Throw a pot luck. Don’t know what this is? Well, it’s when everyone brings an item for everyone else to eat. This used to be reserved for hippies and thrifty bastards, but now all the hipsters are doing it (ok, not a good selling point, but you get the picture right?). Better email everyone beforehand to see what they’re bringing though, or else you’ll wind up with like 10 potato salads and fourteen bags of chips!
Got a Wii at home? Well then, break ‘er out and let the games begin. Don’t have one? No worries: just ask your cool niece or nephew to lend you theirs for the night. Or better yet, stage a movie night with a couple rows of chairs, a new DVD and some microwave popcorn. That’s some cool ass old school s@#t that’s sure to please!
Poker nights kick ass. Oh, you don’t have the balls to lose money at the quarter tables? Then what about Monopoly if you can’t handle the pressure? No? Jenga? No? Who are you? Well, if you don’t have ANY board games, ask someone to bring them over or pick them up in a K-B Toys clearance section. Ah, you’ll think of something!
A word of caution: when you budget for your party, do so before you start shopping. Figure out how much you can spend on your party, overall. List the items you need and estimate what you can afford to spend on each item. Just remember this: the key to entertaining on a budget without sacrificing flair is to think presentation.

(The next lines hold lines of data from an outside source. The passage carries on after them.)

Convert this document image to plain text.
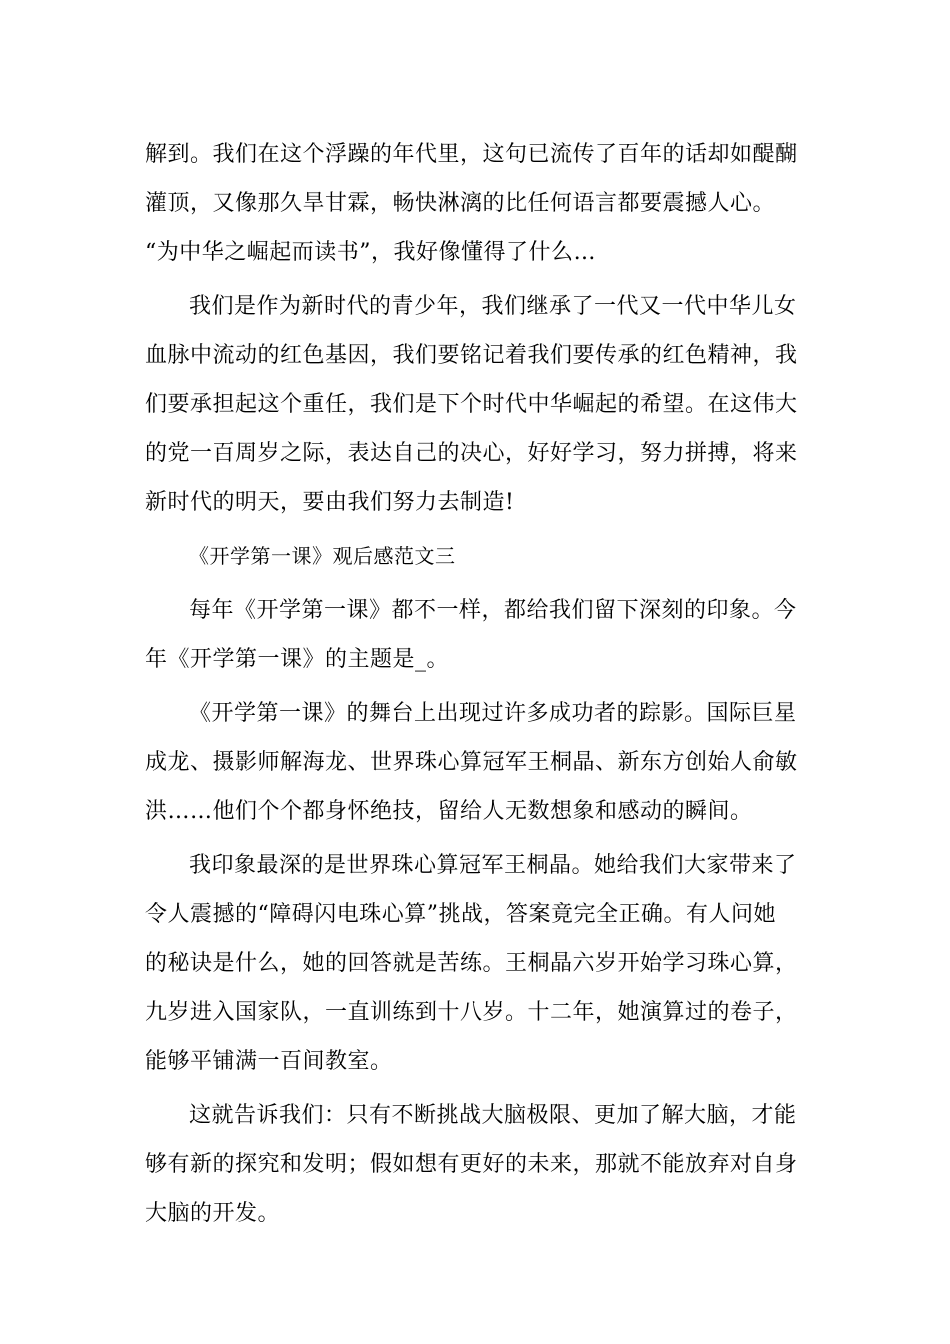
解到。我们在这个浮躁的年代里，这句已流传了百年的话却如醍醐
灌顶，又像那久旱甘霖，畅快淋漓的比任何语言都要震撼人心。
“为中华之崛起而读书”，我好像懂得了什么…
我们是作为新时代的青少年，我们继承了一代又一代中华儿女
血脉中流动的红色基因，我们要铭记着我们要传承的红色精神，我
们要承担起这个重任，我们是下个时代中华崛起的希望。在这伟大
的党一百周岁之际，表达自己的决心，好好学习，努力拼搏，将来
新时代的明天，要由我们努力去制造!
《开学第一课》观后感范文三
每年《开学第一课》都不一样，都给我们留下深刻的印象。今
年《开学第一课》的主题是_。
《开学第一课》的舞台上出现过许多成功者的踪影。国际巨星
成龙、摄影师解海龙、世界珠心算冠军王桐晶、新东方创始人俞敏
洪……他们个个都身怀绝技，留给人无数想象和感动的瞬间。
我印象最深的是世界珠心算冠军王桐晶。她给我们大家带来了
令人震撼的“障碍闪电珠心算”挑战，答案竟完全正确。有人问她
的秘诀是什么，她的回答就是苦练。王桐晶六岁开始学习珠心算，
九岁进入国家队，一直训练到十八岁。十二年，她演算过的卷子，
能够平铺满一百间教室。
这就告诉我们：只有不断挑战大脑极限、更加了解大脑，才能
够有新的探究和发明；假如想有更好的未来，那就不能放弃对自身
大脑的开发。
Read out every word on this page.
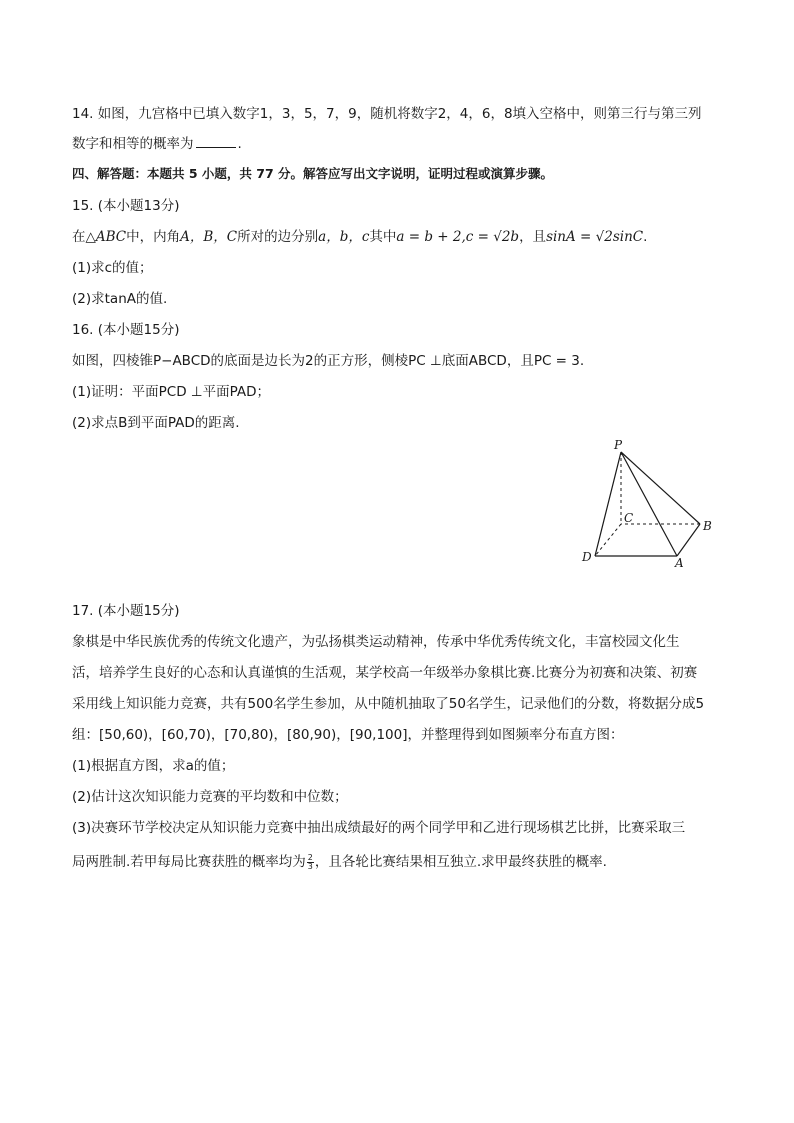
14. 如图，九宫格中已填入数字1，3，5，7，9，随机将数字2，4，6，8填入空格中，则第三行与第三列
数字和相等的概率为	.
四、解答题：本题共 5 小题，共 77 分。解答应写出文字说明，证明过程或演算步骤。
15. (本小题13分)
在△ABC中，内角A，B，C所对的边分别a，b，c其中a = b + 2,c = √2b，且sinA = √2sinC.
(1)求c的值；
(2)求tanA的值.
16. (本小题15分)
如图，四棱锥P−ABCD的底面是边长为2的正方形，侧棱PC ⊥底面ABCD，且PC = 3.
(1)证明：平面PCD ⊥平面PAD；
(2)求点B到平面PAD的距离.
P
C
B
D	A
17. (本小题15分)
象棋是中华民族优秀的传统文化遗产，为弘扬棋类运动精神，传承中华优秀传统文化，丰富校园文化生
活，培养学生良好的心态和认真谨慎的生活观，某学校高一年级举办象棋比赛.比赛分为初赛和决策、初赛
采用线上知识能力竞赛，共有500名学生参加，从中随机抽取了50名学生，记录他们的分数，将数据分成5
组：[50,60)，[60,70)，[70,80)，[80,90)，[90,100]，并整理得到如图频率分布直方图：
(1)根据直方图，求a的值；
(2)估计这次知识能力竞赛的平均数和中位数；
(3)决赛环节学校决定从知识能力竞赛中抽出成绩最好的两个同学甲和乙进行现场棋艺比拼，比赛采取三
局两胜制.若甲每局比赛获胜的概率均为 $\frac{2}{3}$ ，且各轮比赛结果相互独立.求甲最终获胜的概率.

You can pretty much make anything look special: a tray of cold cuts on a bed of curly lettuce, utensils standing in a cup tied in ribbon, napkins folded into birds (that’s some Martha Stewart s@#t right there, and that jailbird knows how to get down)! Anyways, it’s going to be much cheaper than going out with the amateurs — that’s for sure!
Hope this article helped (at least it’ll keep you away from the bars and STDs – Herpes are so not cool)!